Data-driven healthcare models for pandemic preparation
PhD candidate: Victor PloegÂ
Pandemics put significant pressure on healthcare providers and thereby affect regular care provision. The COVID-19 pandemic highlighted the need for accurate short-term bed occupancy forecasts, more coordinated regional patient allocation, and insight into the effects of pandemics on capacity-related questions throughout the care chain to maintain care for both pandemic and non-pandemic patients.
For this reason, I contribute to the development of a dynamic patient allocation rule to assign pandemic patients to hospitals in a network to balance the load of regular patient backlogs, and I analyze the long-term behavior of a system under the influence of such an allocation rule using fluid scaling techniques, which enable representing the patient-level dynamics as a deterministic continuous model of differential equations.

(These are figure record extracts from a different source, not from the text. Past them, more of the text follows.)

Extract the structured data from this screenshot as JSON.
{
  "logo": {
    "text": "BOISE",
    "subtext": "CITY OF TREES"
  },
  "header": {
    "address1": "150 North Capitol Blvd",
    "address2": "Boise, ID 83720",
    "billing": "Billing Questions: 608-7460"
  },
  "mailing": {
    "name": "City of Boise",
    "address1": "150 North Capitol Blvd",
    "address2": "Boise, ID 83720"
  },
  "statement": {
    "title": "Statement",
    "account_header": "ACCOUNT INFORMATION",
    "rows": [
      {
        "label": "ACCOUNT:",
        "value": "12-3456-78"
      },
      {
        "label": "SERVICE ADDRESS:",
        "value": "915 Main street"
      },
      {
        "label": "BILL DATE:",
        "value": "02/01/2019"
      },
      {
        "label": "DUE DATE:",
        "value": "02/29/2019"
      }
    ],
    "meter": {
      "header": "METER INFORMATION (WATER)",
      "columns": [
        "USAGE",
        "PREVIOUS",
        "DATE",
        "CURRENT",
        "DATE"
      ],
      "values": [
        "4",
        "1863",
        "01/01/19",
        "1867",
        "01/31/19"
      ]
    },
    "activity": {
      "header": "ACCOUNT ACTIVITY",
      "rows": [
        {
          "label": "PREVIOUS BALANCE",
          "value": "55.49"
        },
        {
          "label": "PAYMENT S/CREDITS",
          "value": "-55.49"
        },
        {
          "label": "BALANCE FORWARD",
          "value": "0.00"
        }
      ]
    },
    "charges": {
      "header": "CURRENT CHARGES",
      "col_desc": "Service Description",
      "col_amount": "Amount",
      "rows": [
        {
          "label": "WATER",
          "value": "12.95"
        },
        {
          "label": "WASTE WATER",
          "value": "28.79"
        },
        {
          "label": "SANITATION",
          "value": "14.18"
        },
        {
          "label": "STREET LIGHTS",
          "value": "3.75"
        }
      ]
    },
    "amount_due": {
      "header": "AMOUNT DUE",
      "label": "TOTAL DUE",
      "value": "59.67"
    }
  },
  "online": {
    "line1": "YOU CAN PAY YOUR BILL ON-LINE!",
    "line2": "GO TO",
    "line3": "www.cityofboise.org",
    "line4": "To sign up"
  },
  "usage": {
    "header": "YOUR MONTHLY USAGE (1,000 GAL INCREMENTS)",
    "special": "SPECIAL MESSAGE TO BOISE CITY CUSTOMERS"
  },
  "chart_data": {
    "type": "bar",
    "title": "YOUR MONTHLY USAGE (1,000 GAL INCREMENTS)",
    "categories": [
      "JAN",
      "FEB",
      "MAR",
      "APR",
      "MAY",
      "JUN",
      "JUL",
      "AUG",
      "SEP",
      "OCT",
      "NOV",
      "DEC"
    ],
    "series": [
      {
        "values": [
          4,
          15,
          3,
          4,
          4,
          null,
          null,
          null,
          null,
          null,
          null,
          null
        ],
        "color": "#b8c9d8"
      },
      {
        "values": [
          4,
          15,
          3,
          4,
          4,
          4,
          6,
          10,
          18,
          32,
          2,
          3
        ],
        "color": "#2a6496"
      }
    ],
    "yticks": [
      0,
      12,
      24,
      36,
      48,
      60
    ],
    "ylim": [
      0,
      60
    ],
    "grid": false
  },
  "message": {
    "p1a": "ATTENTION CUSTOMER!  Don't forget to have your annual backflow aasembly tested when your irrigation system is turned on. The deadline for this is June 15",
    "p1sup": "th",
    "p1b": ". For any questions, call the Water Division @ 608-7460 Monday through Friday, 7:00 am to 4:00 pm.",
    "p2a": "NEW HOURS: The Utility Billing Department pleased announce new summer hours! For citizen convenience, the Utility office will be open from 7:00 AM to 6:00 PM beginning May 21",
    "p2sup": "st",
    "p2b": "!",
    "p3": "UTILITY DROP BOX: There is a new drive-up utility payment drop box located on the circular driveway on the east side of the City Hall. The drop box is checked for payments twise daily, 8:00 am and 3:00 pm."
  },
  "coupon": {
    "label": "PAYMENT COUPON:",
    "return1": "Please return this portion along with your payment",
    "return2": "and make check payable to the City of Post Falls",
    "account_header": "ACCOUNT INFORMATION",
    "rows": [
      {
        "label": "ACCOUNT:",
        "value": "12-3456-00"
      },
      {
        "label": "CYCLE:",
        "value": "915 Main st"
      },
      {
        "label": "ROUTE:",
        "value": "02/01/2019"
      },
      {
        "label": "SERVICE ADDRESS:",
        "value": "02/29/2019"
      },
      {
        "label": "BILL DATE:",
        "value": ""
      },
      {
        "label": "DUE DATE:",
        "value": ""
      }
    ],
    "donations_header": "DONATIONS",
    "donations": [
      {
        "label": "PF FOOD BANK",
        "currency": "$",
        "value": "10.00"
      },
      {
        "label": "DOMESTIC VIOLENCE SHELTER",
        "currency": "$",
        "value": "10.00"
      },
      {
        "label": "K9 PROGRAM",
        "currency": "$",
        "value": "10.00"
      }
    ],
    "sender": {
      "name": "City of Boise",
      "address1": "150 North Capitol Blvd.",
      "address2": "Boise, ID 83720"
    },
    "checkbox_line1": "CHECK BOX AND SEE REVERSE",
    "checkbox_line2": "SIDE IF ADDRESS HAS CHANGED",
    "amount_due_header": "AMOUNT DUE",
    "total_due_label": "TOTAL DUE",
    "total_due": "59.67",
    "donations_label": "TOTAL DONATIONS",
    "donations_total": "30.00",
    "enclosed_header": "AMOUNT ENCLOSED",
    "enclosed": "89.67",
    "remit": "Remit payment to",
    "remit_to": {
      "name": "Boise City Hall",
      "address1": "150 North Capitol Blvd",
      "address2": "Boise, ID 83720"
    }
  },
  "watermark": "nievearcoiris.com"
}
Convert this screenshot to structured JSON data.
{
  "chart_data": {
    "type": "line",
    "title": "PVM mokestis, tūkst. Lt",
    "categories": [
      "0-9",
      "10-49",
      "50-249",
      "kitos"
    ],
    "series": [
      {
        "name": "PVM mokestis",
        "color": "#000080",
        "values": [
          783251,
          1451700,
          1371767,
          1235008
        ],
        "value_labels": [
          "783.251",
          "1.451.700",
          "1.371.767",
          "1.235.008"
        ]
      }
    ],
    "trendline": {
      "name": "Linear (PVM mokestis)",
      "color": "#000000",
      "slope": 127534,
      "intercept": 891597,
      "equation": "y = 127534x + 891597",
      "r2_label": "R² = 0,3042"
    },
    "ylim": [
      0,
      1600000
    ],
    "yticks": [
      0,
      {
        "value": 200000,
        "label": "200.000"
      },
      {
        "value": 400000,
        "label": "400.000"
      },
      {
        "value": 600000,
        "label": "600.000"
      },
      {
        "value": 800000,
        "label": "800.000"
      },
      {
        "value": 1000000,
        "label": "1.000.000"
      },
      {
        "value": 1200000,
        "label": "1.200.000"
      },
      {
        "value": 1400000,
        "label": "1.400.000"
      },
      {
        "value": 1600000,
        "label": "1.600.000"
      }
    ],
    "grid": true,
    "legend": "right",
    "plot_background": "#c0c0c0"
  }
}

To facilitate usability in practice of mathematical models developed for pandemic preparation, I collaborate closely with hospitals and the body responsible for the national coordination of patient allocation on translating existing models into integrated support systems while investigating workable structures for sharing data safely. This work combines short-term hospital-level bed occupancy forecasts with optimization models to support patient distribution under demand uncertainty.
Besides these modeling efforts, I research the impact the COVID-19 pandemic has had on other parts of the Dutch healthcare system. This work, for which I collaborate, for instance, with a general practitioner, aims to shed light on care usage and capacity-related questions that might feed later modeling efforts and decision-making in pandemic times.